Ritual onde se provoca a invisibilidade do membro para com o grupo, em forma de um gelo no outro em julgamento. Neste ritual o grupo passa a idéia de coesão interna através do isolamento do outro, em atos de absoluta quebra de interatividade para com ele. A invisibilidade e inexistência do outro é demonstrada pela visibilidade e corporeidade do grupo, de sua coesão interna, movidas pelas regras de confiança e irmandade.
Ritual que busca demonstrar para o próprio grupo o conceito de segurança como um elemento necessário à manutenção do coletivo. É ela que permite à comunidade dos Deltas se enxergar como Delta. A quebra da segurança, provocada por um desvio de conduta de um dos membros, se não for imediatamente controlada, através de ações disciplinares, levará o grupo a sua extinção. Já que o movimento interno é mantido pela idéia de confiança e confiabilidade dos seus membros ao grupo e aos demais membros.
O ritual disciplinar, também, de um lado, tem a função de demonstrar para o membro em suspeita ou pego em atitudes desviantes que o grupo é maior do que as suas ações. De que as regras de confiança conduzidas pelo grupo é que permitiram a existência dele, do membro em julgamento, e que o grupo, apesar das ações desviantes ou quebra da lealdade, se mantém mais coeso, unido e seguro.
No caso do membro em situação de gelo, por outro lado, como se pode observar no depoimento acima, o isolamento parece provocar uma situação de morte simbólica, uma perda do sentido de pertença, um movimento interno de rejeição que leva à insegurança dos seus atos e a se perceber não ser ninguém sem o grupo. Leva a uma atitude de querer reparar o erro, embora não saiba bem onde, quando e por que errou, e dar explicações ao grupo em busca de refazer uma trajetória de integração que o movimento de individuação, provocado pela atitude de quebra de confiabilidade dele para com o grupo, desfez.

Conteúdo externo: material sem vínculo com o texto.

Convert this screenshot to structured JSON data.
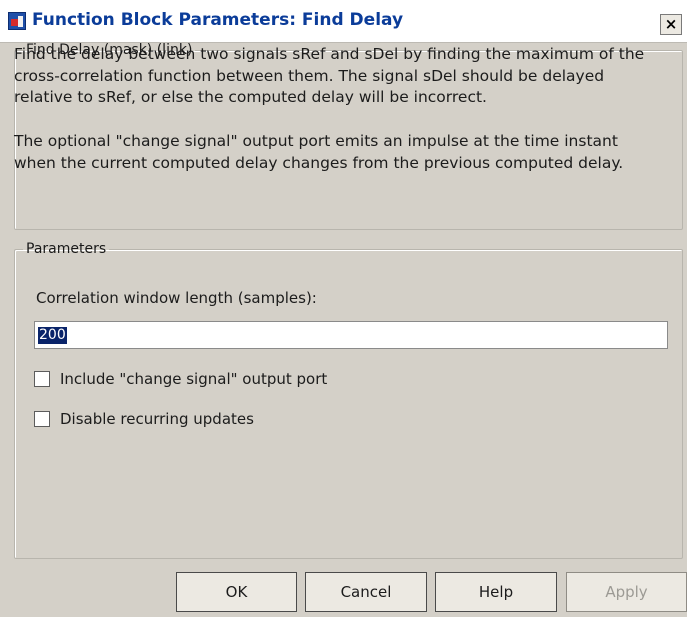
{
  "window": {
    "title": "Function Block Parameters: Find Delay",
    "close_label": "×"
  },
  "description": {
    "legend": "Find Delay (mask) (link)",
    "paragraph1": "Find the delay between two signals sRef and sDel by finding the maximum of the cross-correlation function between them.  The signal sDel should be delayed relative to sRef, or else the computed delay will be incorrect.",
    "paragraph2": "The optional \"change signal\" output port emits an impulse at the time instant when the current computed delay changes from the previous computed delay."
  },
  "parameters": {
    "legend": "Parameters",
    "correlation_label": "Correlation window length (samples):",
    "correlation_value": "200",
    "include_change_label": "Include \"change signal\" output port",
    "include_change_checked": false,
    "disable_updates_label": "Disable recurring updates",
    "disable_updates_checked": false
  },
  "buttons": {
    "ok": "OK",
    "cancel": "Cancel",
    "help": "Help",
    "apply": "Apply"
  }
}
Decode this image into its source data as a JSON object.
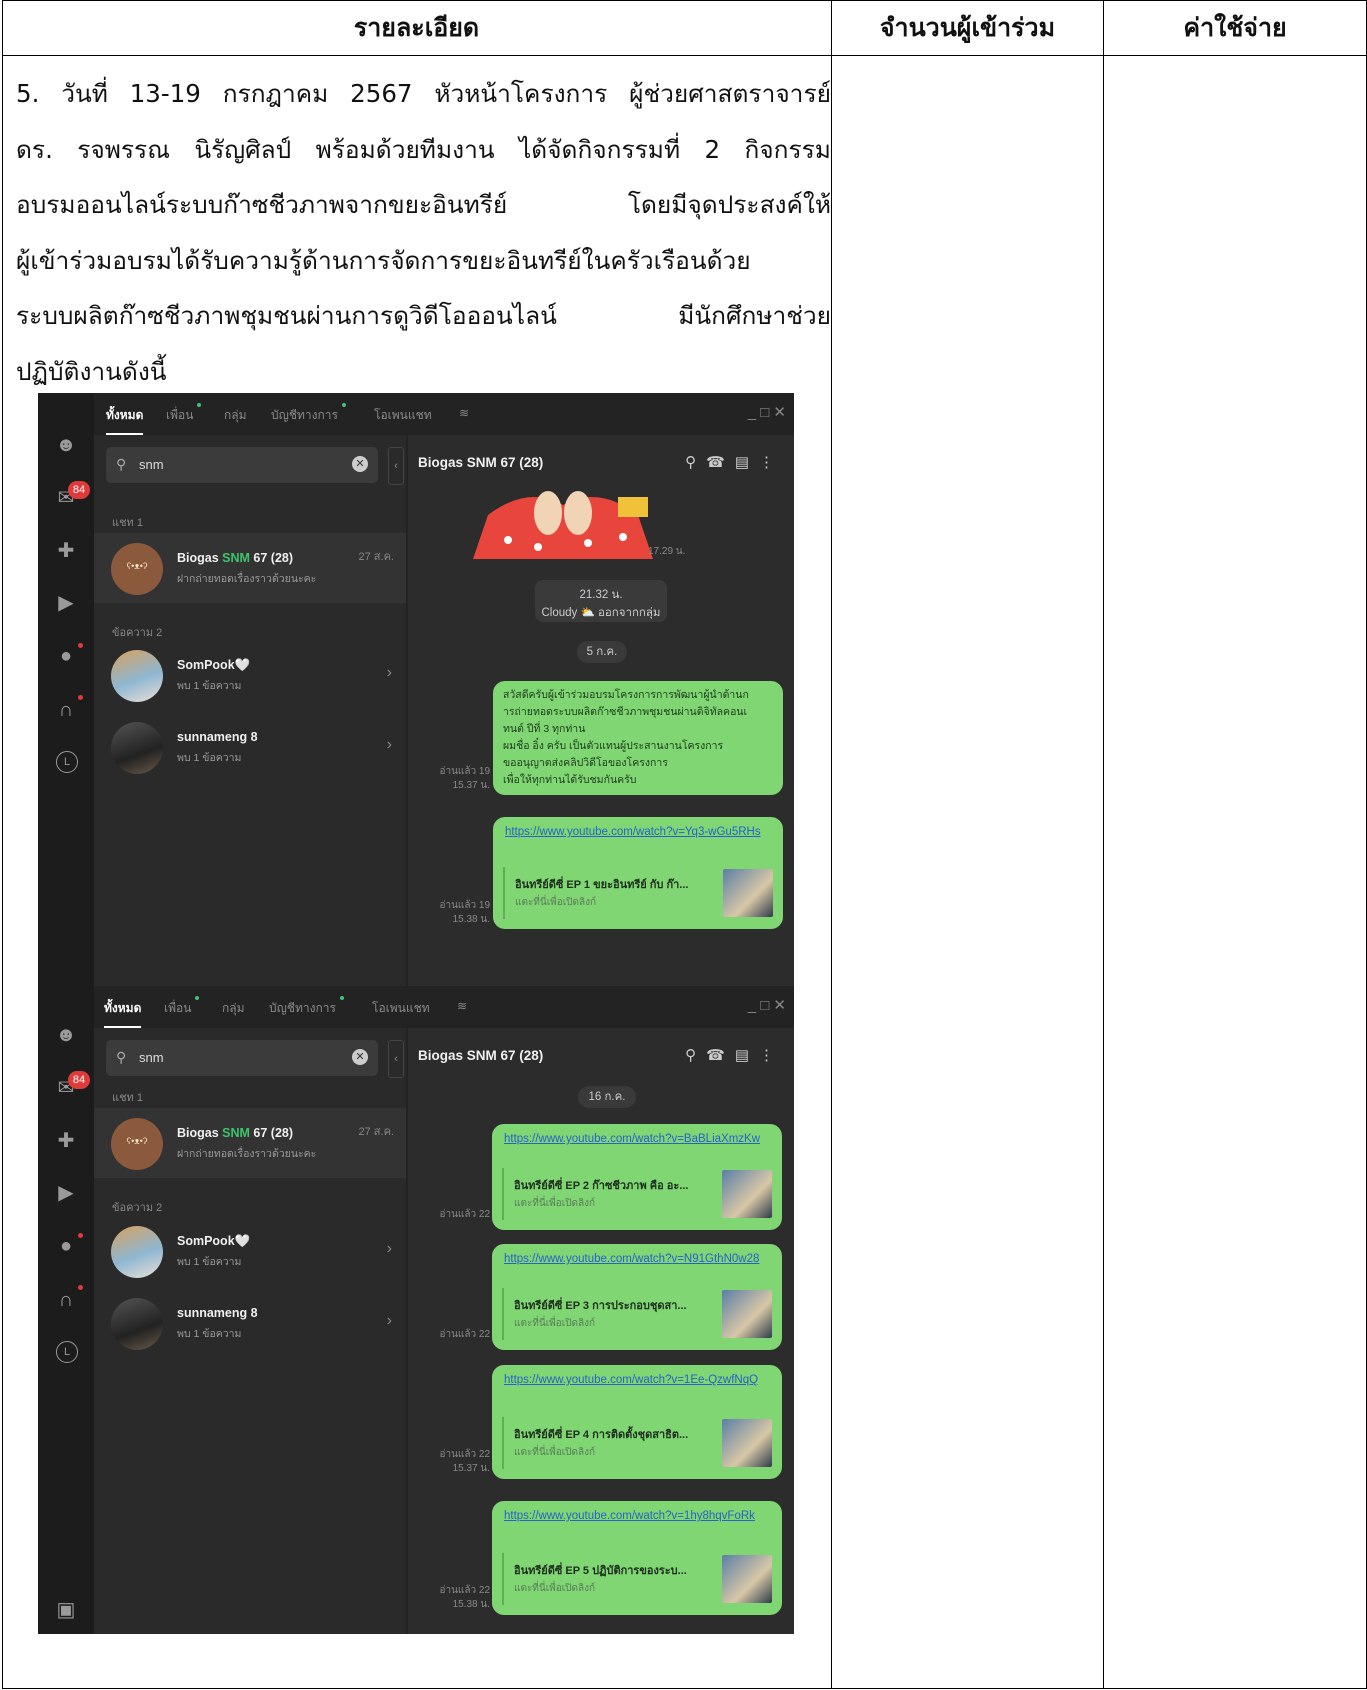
{
  "table": {
    "headers": [
      "รายละเอียด",
      "จำนวนผู้เข้าร่วม",
      "ค่าใช้จ่าย"
    ],
    "paragraph_lines": [
      "5. วันที่ 13-19 กรกฎาคม 2567 หัวหน้าโครงการ ผู้ช่วยศาสตราจารย์",
      "ดร. รจพรรณ นิรัญศิลป์ พร้อมด้วยทีมงาน ได้จัดกิจกรรมที่ 2 กิจกรรม",
      "อบรมออนไลน์ระบบก๊าซชีวภาพจากขยะอินทรีย์ โดยมีจุดประสงค์ให้",
      "ผู้เข้าร่วมอบรมได้รับความรู้ด้านการจัดการขยะอินทรีย์ในครัวเรือนด้วย",
      "ระบบผลิตก๊าซชีวภาพชุมชนผ่านการดูวิดีโอออนไลน์ มีนักศึกษาช่วย",
      "ปฏิบัติงานดังนี้"
    ]
  },
  "line_app": {
    "tabs": [
      "ทั้งหมด",
      "เพื่อน",
      "กลุ่ม",
      "บัญชีทางการ",
      "โอเพนแชท"
    ],
    "badge_count": "84",
    "search_value": "snm",
    "section_chat": "แชท 1",
    "section_messages": "ข้อความ 2",
    "chat_row": {
      "name_pre": "Biogas ",
      "name_hl": "SNM",
      "name_post": " 67 (28)",
      "sub": "ฝากถ่ายทอดเรื่องราวด้วยนะคะ",
      "date": "27 ส.ค."
    },
    "msg_rows": [
      {
        "name": "SomPook🤍",
        "sub": "พบ 1 ข้อความ"
      },
      {
        "name": "sunnameng 8",
        "sub": "พบ 1 ข้อความ"
      }
    ],
    "chat_title": "Biogas SNM 67 (28)",
    "preview_sub": "แตะที่นี่เพื่อเปิดลิงก์"
  },
  "screen1": {
    "sticker_time": "17.29 น.",
    "system_time": "21.32 น.",
    "system_text": "Cloudy ⛅ ออกจากกลุ่ม",
    "date_pill": "5 ก.ค.",
    "message_lines": [
      "สวัสดีครับผู้เข้าร่วมอบรมโครงการการพัฒนาผู้นำด้านก",
      "ารถ่ายทอดระบบผลิตก๊าซชีวภาพชุมชนผ่านดิจิทัลคอนเ",
      "ทนต์ ปีที่ 3 ทุกท่าน",
      "ผมชื่อ อิ๋ง ครับ เป็นตัวแทนผู้ประสานงานโครงการ",
      "ขออนุญาตส่งคลิปวิดีโอของโครงการ",
      "เพื่อให้ทุกท่านได้รับชมกันครับ"
    ],
    "msg_read": "อ่านแล้ว 19",
    "msg_time": "15.37 น.",
    "link_url": "https://www.youtube.com/watch?v=Yq3-wGu5RHs",
    "link_title": "อินทรีย์ดีซี่  EP 1 ขยะอินทรีย์ กับ ก๊า...",
    "link_read": "อ่านแล้ว 19",
    "link_time": "15.38 น."
  },
  "screen2": {
    "date_pill": "16 ก.ค.",
    "links": [
      {
        "url": "https://www.youtube.com/watch?v=BaBLiaXmzKw",
        "title": "อินทรีย์ดีซี่  EP 2 ก๊าซชีวภาพ คือ อะ...",
        "read": "อ่านแล้ว 22",
        "time": ""
      },
      {
        "url": "https://www.youtube.com/watch?v=N91GthN0w28",
        "title": "อินทรีย์ดีซี่  EP 3 การประกอบชุดสา...",
        "read": "อ่านแล้ว 22",
        "time": ""
      },
      {
        "url": "https://www.youtube.com/watch?v=1Ee-QzwfNqQ",
        "title": "อินทรีย์ดีซี่  EP 4 การติดตั้งชุดสาธิต...",
        "read": "อ่านแล้ว 22",
        "time": "15.37 น."
      },
      {
        "url": "https://www.youtube.com/watch?v=1hy8hqvFoRk",
        "title": "อินทรีย์ดีซี่  EP 5 ปฏิบัติการของระบ...",
        "read": "อ่านแล้ว 22",
        "time": "15.38 น."
      }
    ]
  }
}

O ritual disciplinar também tem uma função regeneradora. Apesar de invisível, o sujeito em individuação, ao gritar explicações, é ouvido e observado pelo grupo. Se for conveniente, um membro é destacado para conversar e sondar a possibilidade de refazer a ponte do sujeito em julgamento para o seu retorno ao grupo. Reconhecidas a não intencionalidade da ação desviante e as boas intenções havidas pelos gestos ou atitudes que provocaram a sensação de deslealdade no grupo por aquele que os provocou, é construído um canal de reaproximação que redundará na re-aceitação pelo grupo e reconhecimento do membro em suspeição como novamente um Delta.